Here’s the problem with trying to criticize play calling right now.
1. We’re not playing with a full deck. The full offense hasn’t been installed or at least mastered. I’m sure they’re also limited in what audibles they can call and certainly what presnap reads Threet can make and respond to with play calls. Even if they get the perfect play in…
2. The offense can’t execute standard plays. The line can’t block. The running backs drop the ball. Threet can’t even throw a screen consistently (or even avoid throwing it backwards) or even pitch the damn ball w/o causing a fumble or making the RB come to a complete stop. When Threet is accurate the WR has run the wrong route or drops the ball.
So, here’s some plays that the defense had cold. That happens. We hardly even notice when Magee makes a good play call because Schilling is blasted into the backfield or Butler misses his block or Threet overthrows a WR who’s 5 yards behind the defense. Threet has missed a wide open WR for a bomb pretty much every game. Execution on those plays alone would completely change the complexion of everything.
Illinois uses a common "stunt" that is designed to confuse the QB making the read on the outside. The DE "crashes" and the LB stunts to the outside to try and confuse the read.
If Dorrestein gets the DT cut, then McG can cut this up into the middle for a huge gain..but our OL isn't getting it done on the inside.
Not sure what is up with Schilling....he needs to force his guy wider.
to Mr. Richard Rodriguez, head coach for the University of Michigan football team, this year or ANY year, is terrribly, terribly misinformed.
That man is OBSESSED with winning. Every. Fucking. Time.
Period. End of story.
There's no harm in analyzing theory! And there's no harm at looking at what would've helped Michigan's Offense accomplish things in an easier fashion.

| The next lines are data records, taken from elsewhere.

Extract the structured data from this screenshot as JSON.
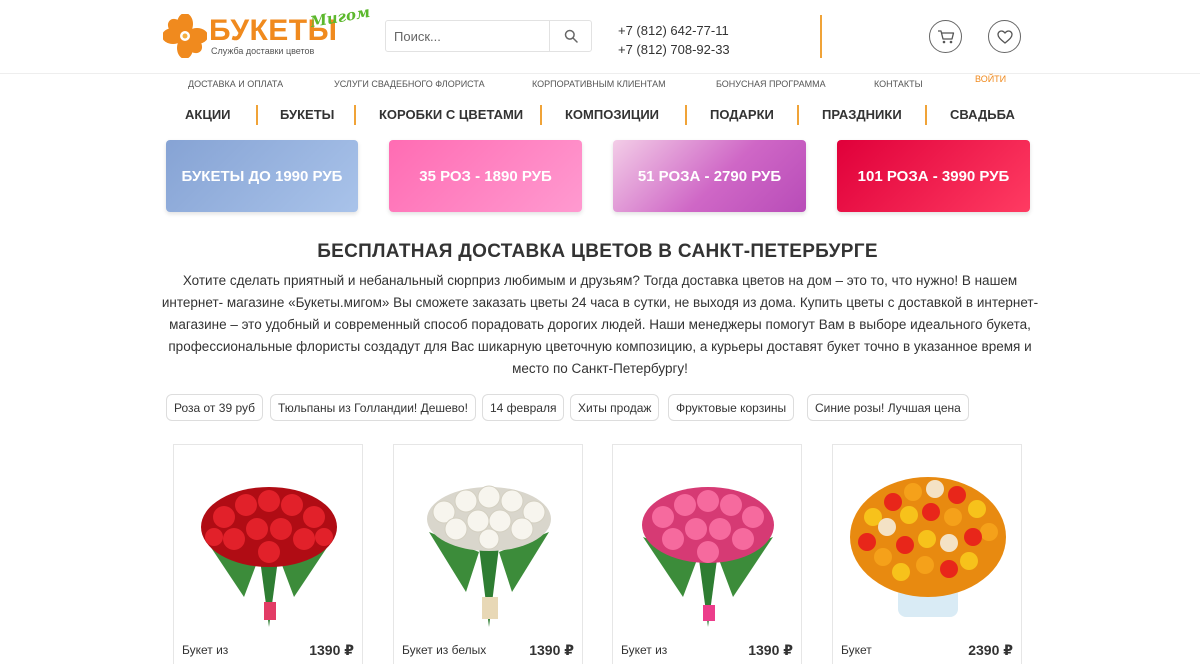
{
  "logo": {
    "text": "БУКЕТЫ",
    "script": "Мигом",
    "tagline": "Служба доставки цветов"
  },
  "search": {
    "placeholder": "Поиск..."
  },
  "phones": [
    "+7 (812) 642-77-11",
    "+7 (812) 708-92-33"
  ],
  "top_nav": [
    "Доставка и оплата",
    "Услуги свадебного флориста",
    "Корпоративным клиентам",
    "Бонусная программа",
    "Контакты"
  ],
  "login_label": "Войти",
  "main_nav": [
    "Акции",
    "Букеты",
    "Коробки с цветами",
    "Композиции",
    "Подарки",
    "Праздники",
    "Свадьба"
  ],
  "promos": [
    "Букеты до 1990 руб",
    "35 роз - 1890 руб",
    "51 роза - 2790 руб",
    "101 роза - 3990 руб"
  ],
  "page_title": "Бесплатная доставка цветов в Санкт-Петербурге",
  "description": "Хотите сделать приятный и небанальный сюрприз любимым и друзьям? Тогда доставка цветов на дом – это то, что нужно! В нашем интернет- магазине «Букеты.мигом» Вы сможете заказать цветы 24 часа в сутки, не выходя из дома. Купить цветы с доставкой в интернет-магазине – это удобный и современный способ порадовать дорогих людей. Наши менеджеры помогут Вам в выборе идеального букета, профессиональные флористы создадут для Вас шикарную цветочную композицию, а курьеры доставят букет точно в указанное время и место по Санкт-Петербургу!",
  "tags": [
    "Роза от 39 руб",
    "Тюльпаны из Голландии! Дешево!",
    "14 февраля",
    "Хиты продаж",
    "Фруктовые корзины",
    "Синие розы! Лучшая цена"
  ],
  "products": [
    {
      "name": "Букет из",
      "price": "1390 ₽",
      "color": "#d8151e"
    },
    {
      "name": "Букет из белых",
      "price": "1390 ₽",
      "color": "#f3f1ea"
    },
    {
      "name": "Букет из",
      "price": "1390 ₽",
      "color": "#f0578f"
    },
    {
      "name": "Букет",
      "price": "2390 ₽",
      "color": "#f5a11a"
    }
  ],
  "colors": {
    "brand_orange": "#f08a1e",
    "brand_green": "#5cb82d",
    "separator": "#f0a338"
  },
  "icons": {
    "cart": "cart-icon",
    "wishlist": "heart-icon",
    "search": "search-icon"
  }
}
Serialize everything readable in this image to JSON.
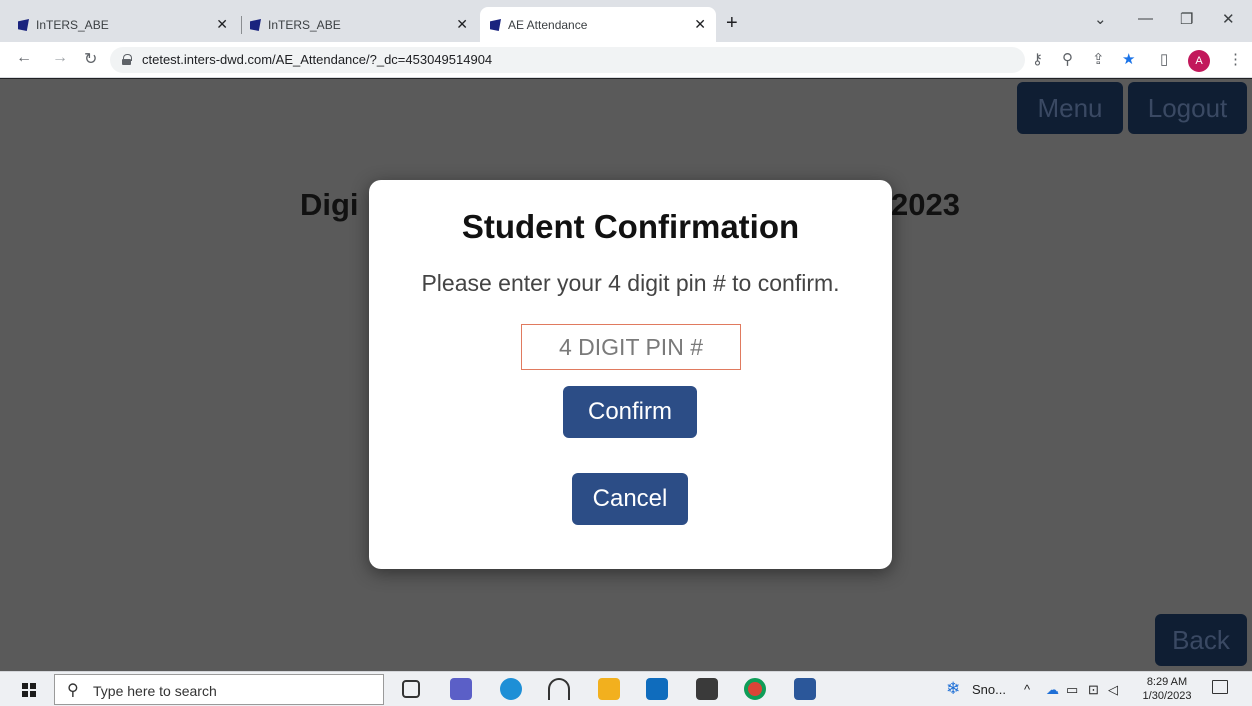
{
  "browser": {
    "tabs": [
      {
        "title": "InTERS_ABE",
        "active": false
      },
      {
        "title": "InTERS_ABE",
        "active": false
      },
      {
        "title": "AE Attendance",
        "active": true
      }
    ],
    "url": "ctetest.inters-dwd.com/AE_Attendance/?_dc=453049514904",
    "profile_initial": "A"
  },
  "page": {
    "menu_label": "Menu",
    "logout_label": "Logout",
    "back_label": "Back",
    "bg_title_left": "Digi",
    "bg_title_right": "2023"
  },
  "modal": {
    "title": "Student Confirmation",
    "message": "Please enter your 4 digit pin # to confirm.",
    "pin_placeholder": "4 DIGIT PIN #",
    "confirm_label": "Confirm",
    "cancel_label": "Cancel"
  },
  "taskbar": {
    "search_placeholder": "Type here to search",
    "weather_label": "Sno...",
    "time": "8:29 AM",
    "date": "1/30/2023"
  },
  "colors": {
    "accent": "#2c4d86",
    "overlay": "#5a5a5a",
    "input_border": "#e07a5f"
  }
}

I'm not being critical of anyone here or over analytical BUT this whole,"we need the right players, the chips didn't fall our way, wait until next year," argument is also a little old ok. When I think of West Virginia football, I think of Pat White making something out of nothing. There's no strategy or need for coaching involved when gifted players bail you out! 9/10 times you still have to out think your opponent EVEN when you do have all the intangibles(the right players, the right sun-moon alignment, whatever).
The perfect girl will always come into your life at a somewhat imperfect time. Or perfect moments rarily present themselves. It's what the players and coaches LEARN to make out of the imperfections that make perfect moments in time.

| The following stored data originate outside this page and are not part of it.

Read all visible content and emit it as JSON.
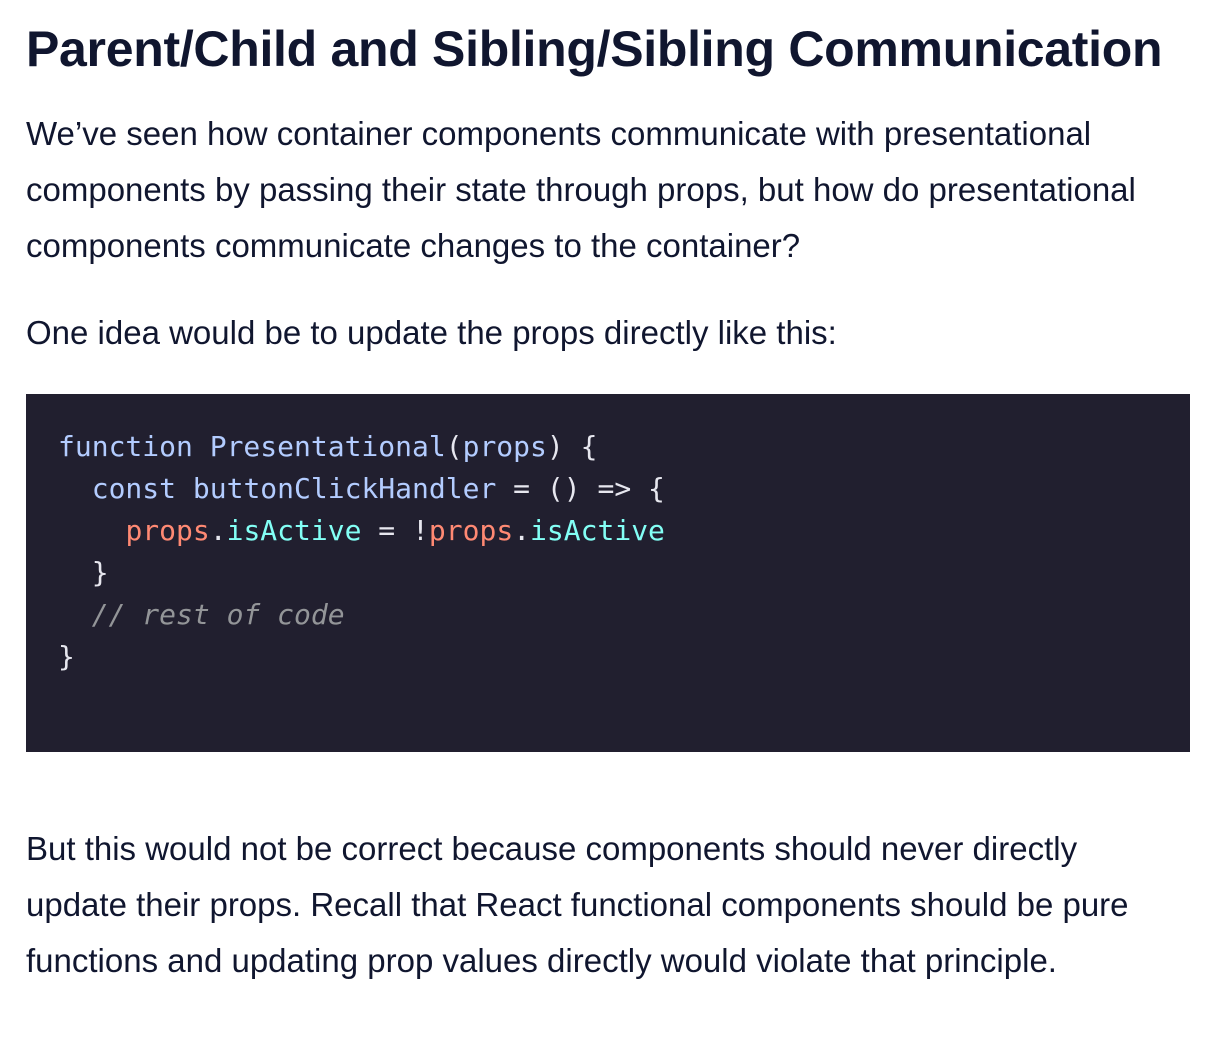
{
  "heading": "Parent/Child and Sibling/Sibling Communication",
  "paragraph_1": "We’ve seen how container components communicate with presentational components by passing their state through props, but how do presentational components communicate changes to the container?",
  "paragraph_2": "One idea would be to update the props directly like this:",
  "code": {
    "language": "javascript",
    "line_1": {
      "keyword": "function",
      "func_name": "Presentational",
      "open_paren": "(",
      "param": "props",
      "close": ") {"
    },
    "line_2": {
      "keyword": "const",
      "name": "buttonClickHandler",
      "rest": " = () => {"
    },
    "line_3": {
      "obj_1": "props",
      "dot_1": ".",
      "prop_1": "isActive",
      "op": " = !",
      "obj_2": "props",
      "dot_2": ".",
      "prop_2": "isActive"
    },
    "line_4": "}",
    "line_5": "// rest of code",
    "line_6": "}"
  },
  "paragraph_3": "But this would not be correct because components should never directly update their props. Recall that React functional components should be pure functions and updating prop values directly would violate that principle."
}
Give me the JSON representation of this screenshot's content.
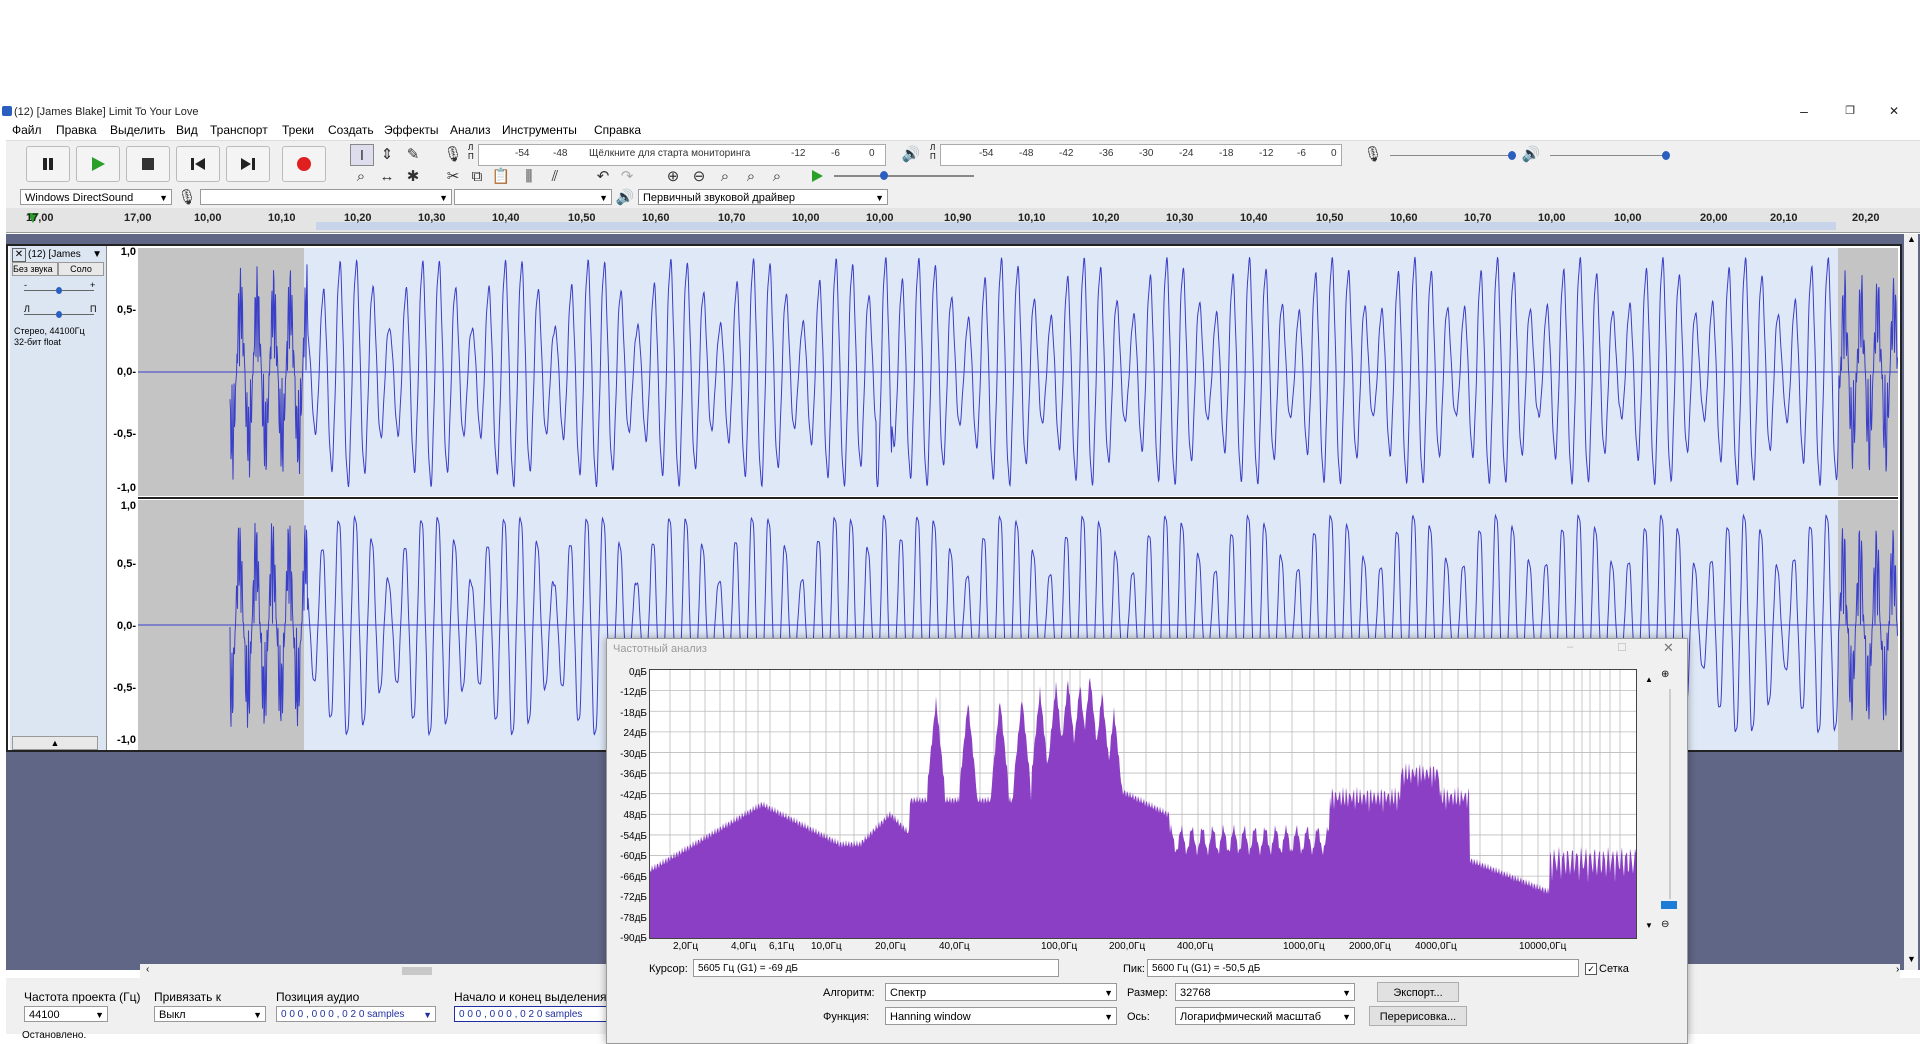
{
  "window": {
    "title": "(12) [James Blake] Limit To Your Love",
    "minimize": "–",
    "restore": "❐",
    "close": "✕"
  },
  "menu": [
    "Файл",
    "Правка",
    "Выделить",
    "Вид",
    "Транспорт",
    "Треки",
    "Создать",
    "Эффекты",
    "Анализ",
    "Инструменты",
    "Справка"
  ],
  "meters": {
    "record_ticks": [
      "-54",
      "-48",
      "Щёлкните для старта мониторинга",
      "-12",
      "-6",
      "0"
    ],
    "record_lr": [
      "Л",
      "П"
    ],
    "play_ticks": [
      "-54",
      "-48",
      "-42",
      "-36",
      "-30",
      "-24",
      "-18",
      "-12",
      "-6",
      "0"
    ],
    "play_lr": [
      "Л",
      "П"
    ]
  },
  "device": {
    "host": "Windows DirectSound",
    "record_device": "",
    "channels": "",
    "playback_device": "Первичный звуковой драйвер"
  },
  "ruler": {
    "ticks": [
      "17,00",
      "17,00",
      "10,00",
      "10,10",
      "10,20",
      "10,30",
      "10,40",
      "10,50",
      "10,60",
      "10,70",
      "10,00",
      "10,00",
      "10,90",
      "10,10",
      "10,20",
      "10,30",
      "10,40",
      "10,50",
      "10,60",
      "10,70",
      "10,00",
      "10,00",
      "20,00",
      "20,10",
      "20,20"
    ]
  },
  "track": {
    "name": "(12) [James",
    "mute": "Без звука",
    "solo": "Соло",
    "info1": "Стерео, 44100Гц",
    "info2": "32-бит float",
    "gain_minus": "-",
    "gain_plus": "+",
    "pan_left": "Л",
    "pan_right": "П",
    "scale": [
      "1,0",
      "0,5-",
      "0,0-",
      "-0,5-",
      "-1,0"
    ]
  },
  "bottom": {
    "rate_label": "Частота проекта (Гц)",
    "rate_value": "44100",
    "snap_label": "Привязать к",
    "snap_value": "Выкл",
    "pos_label": "Позиция аудио",
    "pos_value": "0 0 0 , 0 0 0 , 0 2 0 samples",
    "sel_label": "Начало и конец выделения",
    "sel_value": "0 0 0 , 0 0 0 , 0 2 0 samples",
    "status": "Остановлено."
  },
  "dialog": {
    "title": "Частотный анализ",
    "db_labels": [
      "0дБ",
      "-12дБ",
      "-18дБ",
      "24дБ",
      "-30дБ",
      "-36дБ",
      "-42дБ",
      "48дБ",
      "-54дБ",
      "-60дБ",
      "-66дБ",
      "-72дБ",
      "-78дБ",
      "-90дБ"
    ],
    "freq_labels": [
      "2,0Гц",
      "4,0Гц",
      "6,1Гц",
      "10,0Гц",
      "20,0Гц",
      "40,0Гц",
      "100,0Гц",
      "200,0Гц",
      "400,0Гц",
      "1000,0Гц",
      "2000,0Гц",
      "4000,0Гц",
      "10000,0Гц"
    ],
    "cursor_label": "Курсор:",
    "cursor_value": "5605 Гц (G1) = -69 дБ",
    "peak_label": "Пик:",
    "peak_value": "5600 Гц (G1) = -50,5 дБ",
    "grid_label": "Сетка",
    "algorithm_label": "Алгоритм:",
    "algorithm_value": "Спектр",
    "size_label": "Размер:",
    "size_value": "32768",
    "export_button": "Экспорт...",
    "function_label": "Функция:",
    "function_value": "Hanning window",
    "axis_label": "Ось:",
    "axis_value": "Логарифмический масштаб",
    "replot_button": "Перерисовка...",
    "spectrum_color": "#8a3fc4"
  },
  "colors": {
    "wave": "#3a3fc8",
    "wave_bg": "#dfe8f6",
    "track_area": "#606685",
    "record": "#e02020",
    "play": "#2aa02a"
  }
}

"When I think of West Virginia football, I think of Pat White making
something out of nothing. There's no strategy or need for coaching
involved when gifted players bail you out! 9/10 times you still have to
out think your opponent EVEN when you do have all the intangibles(the
right players, the right sun-moon alignment, whatever). "
Bill Stewart calls your bet and raises you a PPG average of <24 with Pat White, Devine, and a fully returning offensive line.
Also, if you can explain to me how "The right players" is an INtangible I'll personally buy you season tickets.
Well they, as a staff, are not Rich and his staff. There is also no Slaton. It is impossible to compare and contrast teams under different coaches and players. What I do know is Pat White, under Rich, was the perfect combo. There were numerous, NUMEROUS times the play broke down and the guy made people miss for big yards. If I was a coach, coming off of coaching a Pat White, and going to coach a Steven Threet, with no line. I'd publically say, I'm confidant but even for me as a coach I also am not used to this. I think you see it, the adjustments even the coaches are making. I also think they are barely into knowing the offense, the players that is. It's two fold. Herculean task to try and compare WV under Coach Stewart and Coach Rodriguez or to compare any coaches for that matter. Was it Les Miles or Nick Sabans players. Was it Lloyd's demeanor or Moellers recruits. Endless sea of comparisons when talking winning and losing in a year of coaching changes. I am talking about learned prefences and behaviors dealing with making adjustments on the fly with the personel available.
I'd contend that, at worst, Noel Devine is a modest drop-off from Slaton.